PostXs product, called Trusted Dialog, will provide a server- and client-side combination to prevent phishing, or the use of seemingly authentic e-mails to lure unsuspecting recipients into revealing personal information. However, company executives declined to indemnify clients or guarantee the product, which will be priced and made available early in the second quarter.

"Customers have begun bringing this to our attention for almost two years as a top concern," said Scott Olechowski, vice president of products and strategy at PostX, in a press conference at the RSA Conference here on Wednesday. "The number of scams and their effectiveness has been increasing as well. And we think the next effect of this is to erode trust in the e-mail channel."

Olechowski said there is no need to revamp the e-mail system, as Microsoft chairman Bill Gates intimated in a speech on Tuesday. Anti-spam measures fail to protect the enterprise customer sending the mail, he said, and innovations like S/MIME dont work with some common e-mail systems, like AOL and Microsofts Hotmail.

Instead, PostX will offer a system whereby companies will be able to sign e-mails they send to clients and customers using an identifying hash.

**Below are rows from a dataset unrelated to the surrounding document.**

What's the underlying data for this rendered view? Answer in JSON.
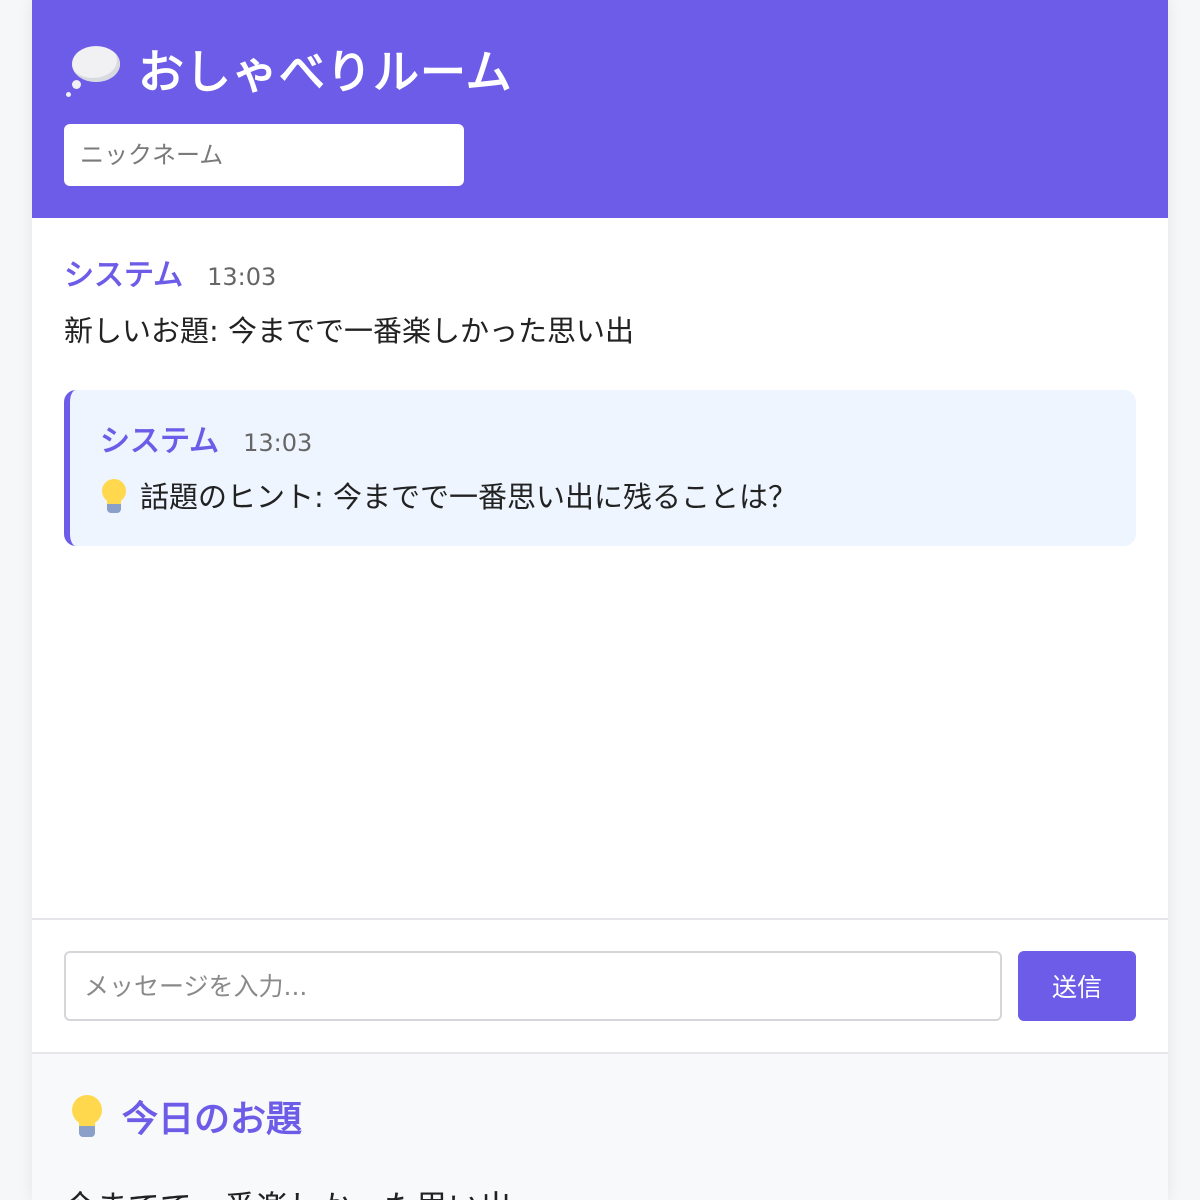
{
  "header": {
    "title": "おしゃべりルーム",
    "icon": "thought-bubble-icon",
    "nickname_placeholder": "ニックネーム",
    "background_color": "#6c5ce7"
  },
  "messages": [
    {
      "author": "システム",
      "time": "13:03",
      "text": "新しいお題: 今までで一番楽しかった思い出",
      "type": "normal"
    },
    {
      "author": "システム",
      "time": "13:03",
      "icon": "lightbulb-icon",
      "text": "話題のヒント: 今までで一番思い出に残ることは？",
      "type": "hint"
    }
  ],
  "composer": {
    "placeholder": "メッセージを入力...",
    "send_label": "送信"
  },
  "topic": {
    "icon": "lightbulb-icon",
    "heading": "今日のお題",
    "text": "今までで一番楽しかった思い出"
  },
  "colors": {
    "accent": "#6c5ce7",
    "hint_background": "#eef5ff"
  }
}
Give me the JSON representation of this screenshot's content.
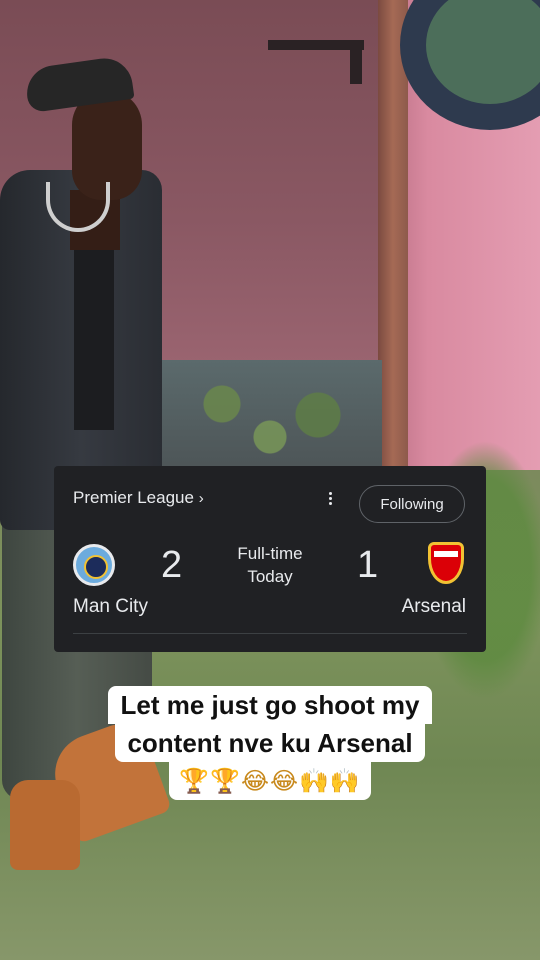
{
  "scorecard": {
    "league": "Premier League",
    "league_chevron": "›",
    "more_icon": "more-vert-icon",
    "follow_label": "Following",
    "home": {
      "name": "Man City",
      "score": "2",
      "crest": "manchester-city-crest"
    },
    "away": {
      "name": "Arsenal",
      "score": "1",
      "crest": "arsenal-crest"
    },
    "status": "Full-time",
    "date": "Today",
    "colors": {
      "card_bg": "#202124",
      "text": "#e8eaed",
      "city_blue": "#6cabdd",
      "arsenal_red": "#db0007"
    }
  },
  "caption": {
    "line1": "Let me just go shoot my",
    "line2": "content nve ku Arsenal",
    "emojis": "🏆🏆😂😂🙌🙌"
  }
}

Users will be able to download a helper application, providing browser-level access to the PostX risk assessments, which will be flagged with red, yellow or green indicators. All three levels will permit e-mails to be passed, but yellow- and red-flagged e-mails will come with warnings that the e-mail may be fraudulent. The client application will probably be contained within a browser toolbar, Olechowski said, similar to the toolbars from Google and Yahoo that provide integrated search and other functions.

Enterprise customers will probably be charged on a per-CPU basis for Trusted Dialog, Olechowski said. The client application will be free. PostXs customers include JPMorgan Chase, Charles Schwab, ABN Amro, the Mayo Clinic and Childrens Hospitals, the company said.